Given there are cases of sudden onset autism being resolved with antifungals, it’s at least not implausible that fecal transplants could be effective too.

Aurornis 44 minutes ago | parent | next [-]

There are so many claims of autism being cured in a couple people with different drugs or supplements out there.

They’re always followed by thousands of self-experimenters where nobody can reproduce the result.

The explanation is almost always placebo effect. A parent or doctor is so convinced that they’ve found a cure that they change assume it worked, change their behavior toward the autistic person, and believe that a dramatic change has occurred.

This is also why the placebo arm of every autism study also shows improvement.

doctorpangloss an hour ago | parent | prev [-]

No. No chance. It's completely implausible. This is reflected in their actual Phase II trial - NCT06503978 - whose primary endpoint is relieving GI symptoms. It's far from curing autism. It is idiosyncratic to target this population. They could do the same trial with healthy adults, but of course, twice daily massive laxatives is not something very marketable. The reason this product is the way it is is because ASD kids cannot really say no.

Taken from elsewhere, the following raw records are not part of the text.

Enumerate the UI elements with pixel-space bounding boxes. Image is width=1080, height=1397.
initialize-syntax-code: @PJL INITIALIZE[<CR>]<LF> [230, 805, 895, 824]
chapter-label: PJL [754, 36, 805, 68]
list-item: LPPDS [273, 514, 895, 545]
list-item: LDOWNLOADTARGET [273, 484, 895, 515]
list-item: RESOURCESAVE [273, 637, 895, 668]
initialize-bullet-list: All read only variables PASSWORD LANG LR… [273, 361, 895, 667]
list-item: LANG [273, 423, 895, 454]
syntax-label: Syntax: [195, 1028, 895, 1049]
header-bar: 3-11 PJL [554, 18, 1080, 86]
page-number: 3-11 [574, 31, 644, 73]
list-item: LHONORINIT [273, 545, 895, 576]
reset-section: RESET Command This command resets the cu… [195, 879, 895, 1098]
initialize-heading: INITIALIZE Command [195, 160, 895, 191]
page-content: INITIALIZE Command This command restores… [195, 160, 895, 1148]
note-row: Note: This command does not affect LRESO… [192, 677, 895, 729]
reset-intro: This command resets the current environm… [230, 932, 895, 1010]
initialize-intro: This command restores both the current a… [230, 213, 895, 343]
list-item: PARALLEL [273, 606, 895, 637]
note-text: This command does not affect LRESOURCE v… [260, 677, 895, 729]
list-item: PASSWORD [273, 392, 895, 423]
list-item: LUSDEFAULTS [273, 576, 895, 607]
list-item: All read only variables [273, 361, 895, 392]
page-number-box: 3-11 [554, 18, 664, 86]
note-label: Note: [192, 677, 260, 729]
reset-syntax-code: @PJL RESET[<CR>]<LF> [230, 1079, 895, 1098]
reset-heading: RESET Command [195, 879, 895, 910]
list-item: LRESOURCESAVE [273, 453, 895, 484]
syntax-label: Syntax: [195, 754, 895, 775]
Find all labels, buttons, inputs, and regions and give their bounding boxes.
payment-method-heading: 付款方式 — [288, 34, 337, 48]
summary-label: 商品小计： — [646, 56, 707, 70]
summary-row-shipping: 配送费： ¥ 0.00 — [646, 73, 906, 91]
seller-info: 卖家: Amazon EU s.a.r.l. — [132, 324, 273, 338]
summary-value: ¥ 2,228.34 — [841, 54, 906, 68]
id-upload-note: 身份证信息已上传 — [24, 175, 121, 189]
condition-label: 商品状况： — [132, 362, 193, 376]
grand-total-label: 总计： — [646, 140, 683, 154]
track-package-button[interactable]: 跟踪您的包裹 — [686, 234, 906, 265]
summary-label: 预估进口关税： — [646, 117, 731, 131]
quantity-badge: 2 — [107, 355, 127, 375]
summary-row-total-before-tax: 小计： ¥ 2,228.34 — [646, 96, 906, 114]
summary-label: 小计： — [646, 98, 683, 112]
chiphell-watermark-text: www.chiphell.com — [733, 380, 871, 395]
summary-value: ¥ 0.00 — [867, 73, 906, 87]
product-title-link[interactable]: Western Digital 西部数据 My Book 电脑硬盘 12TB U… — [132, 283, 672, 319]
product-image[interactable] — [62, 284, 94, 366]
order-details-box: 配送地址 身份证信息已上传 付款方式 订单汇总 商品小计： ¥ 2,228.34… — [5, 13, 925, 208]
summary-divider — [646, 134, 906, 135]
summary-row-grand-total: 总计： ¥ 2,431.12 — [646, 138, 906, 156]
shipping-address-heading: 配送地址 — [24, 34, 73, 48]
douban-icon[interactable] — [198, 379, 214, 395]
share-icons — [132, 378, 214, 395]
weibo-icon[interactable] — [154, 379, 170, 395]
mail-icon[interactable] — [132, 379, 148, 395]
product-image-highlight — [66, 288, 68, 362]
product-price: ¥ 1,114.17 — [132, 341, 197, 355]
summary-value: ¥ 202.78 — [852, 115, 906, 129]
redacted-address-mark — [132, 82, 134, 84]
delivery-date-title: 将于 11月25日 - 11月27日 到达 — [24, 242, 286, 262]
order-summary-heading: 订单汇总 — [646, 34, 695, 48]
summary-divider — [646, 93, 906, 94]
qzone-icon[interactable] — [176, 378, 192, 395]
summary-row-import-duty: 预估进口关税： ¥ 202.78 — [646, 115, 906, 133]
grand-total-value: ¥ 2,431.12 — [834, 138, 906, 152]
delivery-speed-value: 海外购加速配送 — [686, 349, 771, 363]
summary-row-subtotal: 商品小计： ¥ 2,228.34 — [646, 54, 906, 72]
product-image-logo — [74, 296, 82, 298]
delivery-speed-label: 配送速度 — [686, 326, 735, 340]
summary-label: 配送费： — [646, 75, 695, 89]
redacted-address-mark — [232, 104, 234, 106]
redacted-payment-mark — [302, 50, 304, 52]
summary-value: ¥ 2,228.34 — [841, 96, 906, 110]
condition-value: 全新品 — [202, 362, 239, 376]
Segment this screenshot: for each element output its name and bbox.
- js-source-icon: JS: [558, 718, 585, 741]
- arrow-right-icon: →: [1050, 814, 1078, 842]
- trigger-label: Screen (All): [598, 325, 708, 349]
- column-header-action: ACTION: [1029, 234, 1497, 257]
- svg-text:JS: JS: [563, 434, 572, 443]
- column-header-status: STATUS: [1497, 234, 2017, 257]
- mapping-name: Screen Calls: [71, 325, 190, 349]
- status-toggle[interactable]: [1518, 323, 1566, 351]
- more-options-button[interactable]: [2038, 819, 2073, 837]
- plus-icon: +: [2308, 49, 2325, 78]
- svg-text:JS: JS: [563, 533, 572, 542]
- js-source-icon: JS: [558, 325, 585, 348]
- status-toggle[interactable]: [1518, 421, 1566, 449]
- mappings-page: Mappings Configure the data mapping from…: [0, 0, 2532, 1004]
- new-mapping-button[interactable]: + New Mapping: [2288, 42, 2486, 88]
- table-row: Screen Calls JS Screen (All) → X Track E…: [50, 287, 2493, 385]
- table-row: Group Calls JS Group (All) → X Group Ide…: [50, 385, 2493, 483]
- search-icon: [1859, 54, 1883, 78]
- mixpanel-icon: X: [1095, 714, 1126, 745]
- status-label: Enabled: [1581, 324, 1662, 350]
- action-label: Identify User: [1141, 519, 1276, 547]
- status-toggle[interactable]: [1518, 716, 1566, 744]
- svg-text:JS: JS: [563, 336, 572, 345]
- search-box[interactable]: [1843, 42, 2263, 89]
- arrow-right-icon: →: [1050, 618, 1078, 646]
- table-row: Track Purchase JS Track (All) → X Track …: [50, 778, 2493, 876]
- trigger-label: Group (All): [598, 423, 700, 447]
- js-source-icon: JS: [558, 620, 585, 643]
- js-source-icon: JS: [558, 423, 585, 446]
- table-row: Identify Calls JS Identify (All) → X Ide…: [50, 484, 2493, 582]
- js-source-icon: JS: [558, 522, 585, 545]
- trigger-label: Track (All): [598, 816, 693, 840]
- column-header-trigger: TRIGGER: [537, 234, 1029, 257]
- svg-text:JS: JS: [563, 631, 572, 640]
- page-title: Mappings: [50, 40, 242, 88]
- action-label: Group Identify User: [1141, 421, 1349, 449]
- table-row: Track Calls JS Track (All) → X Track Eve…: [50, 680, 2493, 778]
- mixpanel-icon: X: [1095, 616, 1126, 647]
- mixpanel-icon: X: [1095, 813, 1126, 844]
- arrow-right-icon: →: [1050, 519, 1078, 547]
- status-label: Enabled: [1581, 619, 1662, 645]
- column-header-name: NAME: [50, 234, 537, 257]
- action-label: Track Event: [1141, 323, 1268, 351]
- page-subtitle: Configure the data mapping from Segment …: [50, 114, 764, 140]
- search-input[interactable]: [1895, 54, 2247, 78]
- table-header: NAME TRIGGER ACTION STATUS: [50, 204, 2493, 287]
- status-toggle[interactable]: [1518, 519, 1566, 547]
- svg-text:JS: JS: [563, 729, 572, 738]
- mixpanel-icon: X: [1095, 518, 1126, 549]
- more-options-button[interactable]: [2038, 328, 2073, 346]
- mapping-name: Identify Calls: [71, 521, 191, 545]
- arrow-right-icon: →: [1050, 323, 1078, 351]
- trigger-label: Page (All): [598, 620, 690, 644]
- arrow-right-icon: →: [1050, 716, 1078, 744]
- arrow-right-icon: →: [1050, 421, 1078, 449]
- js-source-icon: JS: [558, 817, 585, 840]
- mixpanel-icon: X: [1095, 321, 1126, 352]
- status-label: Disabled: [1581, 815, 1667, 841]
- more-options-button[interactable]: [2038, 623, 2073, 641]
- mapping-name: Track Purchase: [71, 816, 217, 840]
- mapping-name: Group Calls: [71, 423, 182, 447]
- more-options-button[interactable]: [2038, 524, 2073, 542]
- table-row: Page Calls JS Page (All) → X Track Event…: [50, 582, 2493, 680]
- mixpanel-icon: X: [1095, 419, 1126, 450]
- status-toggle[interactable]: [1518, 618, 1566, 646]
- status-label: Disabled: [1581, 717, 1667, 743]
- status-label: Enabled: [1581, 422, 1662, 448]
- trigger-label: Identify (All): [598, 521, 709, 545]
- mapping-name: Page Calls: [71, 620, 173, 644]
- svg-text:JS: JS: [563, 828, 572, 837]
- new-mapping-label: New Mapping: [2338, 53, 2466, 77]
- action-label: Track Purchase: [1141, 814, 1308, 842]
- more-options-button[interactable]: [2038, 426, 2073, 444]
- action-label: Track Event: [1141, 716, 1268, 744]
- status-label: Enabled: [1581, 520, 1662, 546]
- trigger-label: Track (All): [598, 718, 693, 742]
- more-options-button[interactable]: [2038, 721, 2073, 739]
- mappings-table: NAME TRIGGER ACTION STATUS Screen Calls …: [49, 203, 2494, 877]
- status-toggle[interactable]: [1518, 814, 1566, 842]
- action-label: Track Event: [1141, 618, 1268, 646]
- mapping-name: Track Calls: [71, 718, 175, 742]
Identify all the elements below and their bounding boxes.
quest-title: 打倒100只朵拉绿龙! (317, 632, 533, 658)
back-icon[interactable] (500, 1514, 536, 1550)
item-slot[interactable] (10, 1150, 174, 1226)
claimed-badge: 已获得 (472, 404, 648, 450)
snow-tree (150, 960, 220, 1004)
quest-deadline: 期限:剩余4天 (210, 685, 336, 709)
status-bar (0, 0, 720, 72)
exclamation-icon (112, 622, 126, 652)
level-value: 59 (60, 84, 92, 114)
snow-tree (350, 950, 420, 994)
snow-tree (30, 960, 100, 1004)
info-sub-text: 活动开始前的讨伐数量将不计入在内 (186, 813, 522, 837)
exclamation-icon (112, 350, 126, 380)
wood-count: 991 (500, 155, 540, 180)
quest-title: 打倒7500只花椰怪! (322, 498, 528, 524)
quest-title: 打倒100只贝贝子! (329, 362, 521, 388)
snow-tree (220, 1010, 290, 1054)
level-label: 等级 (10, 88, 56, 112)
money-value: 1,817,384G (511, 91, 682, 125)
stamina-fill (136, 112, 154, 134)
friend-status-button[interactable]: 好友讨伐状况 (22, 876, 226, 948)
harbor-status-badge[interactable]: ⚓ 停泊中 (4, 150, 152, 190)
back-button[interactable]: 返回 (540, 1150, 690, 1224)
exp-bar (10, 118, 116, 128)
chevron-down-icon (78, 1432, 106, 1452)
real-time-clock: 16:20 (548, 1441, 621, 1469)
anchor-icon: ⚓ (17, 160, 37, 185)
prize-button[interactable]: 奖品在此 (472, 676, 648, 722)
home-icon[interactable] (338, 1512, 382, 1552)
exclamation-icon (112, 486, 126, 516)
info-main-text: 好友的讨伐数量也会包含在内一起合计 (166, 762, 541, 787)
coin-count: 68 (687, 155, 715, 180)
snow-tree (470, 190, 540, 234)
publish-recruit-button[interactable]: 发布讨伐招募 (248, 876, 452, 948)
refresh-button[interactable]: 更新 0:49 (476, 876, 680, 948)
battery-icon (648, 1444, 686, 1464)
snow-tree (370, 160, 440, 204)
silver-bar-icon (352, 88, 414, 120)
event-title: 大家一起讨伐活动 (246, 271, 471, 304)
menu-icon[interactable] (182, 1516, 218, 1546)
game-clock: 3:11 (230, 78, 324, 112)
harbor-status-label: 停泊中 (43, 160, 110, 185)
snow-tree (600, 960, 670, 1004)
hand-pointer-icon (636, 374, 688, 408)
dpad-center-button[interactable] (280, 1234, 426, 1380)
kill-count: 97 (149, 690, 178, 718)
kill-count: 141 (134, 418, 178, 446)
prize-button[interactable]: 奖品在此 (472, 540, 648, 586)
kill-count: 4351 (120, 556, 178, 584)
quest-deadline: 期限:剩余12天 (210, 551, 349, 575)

senordevnyc an hour ago | parent | prev [-]

This seems a wild theory. So in your view, effectively abusing autistic kids results in a long-term, sustained, massive reduction in their autism symptoms? Highly skeptical on that, chief. I’d bet good money it goes the other way, and causing intentional pain and suffering in autistic kids would only worsen their symptoms.

I don’t even think I understand your proposed mechanism here. So these kids have this treatment multiple times a day, for eight weeks, and nothing they do during that time changes it, but then suddenly it stops, but they modulate their behavior for many months, what, just in case it happens again? When their behavior changes during the treatment had no effect on whether they keep getting the treatment? How does that make any sense?

embedding-shape 5 hours ago | parent | prev | next [-]

The typical publishing methods kind of favors that approach of publishing new articles instead of updating existing ones though, for better or worse.

Maybe science journalism should just adopt a wiki-model instead, where there is one article per "subject" then any new (confirmed?) information/data goes into that, and interested people can subscribe to updates there instead.

Wikis generally have much better long-term maintenance given the right individuals running it, compared to a "publication journal" where things tend to get out of date eventually, with no way of actually seeing when old articles get updated.

Sharlin 5 hours ago | parent [-]

No problem with publishing new articles, as long as they're properly contextualized and link to their predecessors – and the latter updated to link to the new information as well.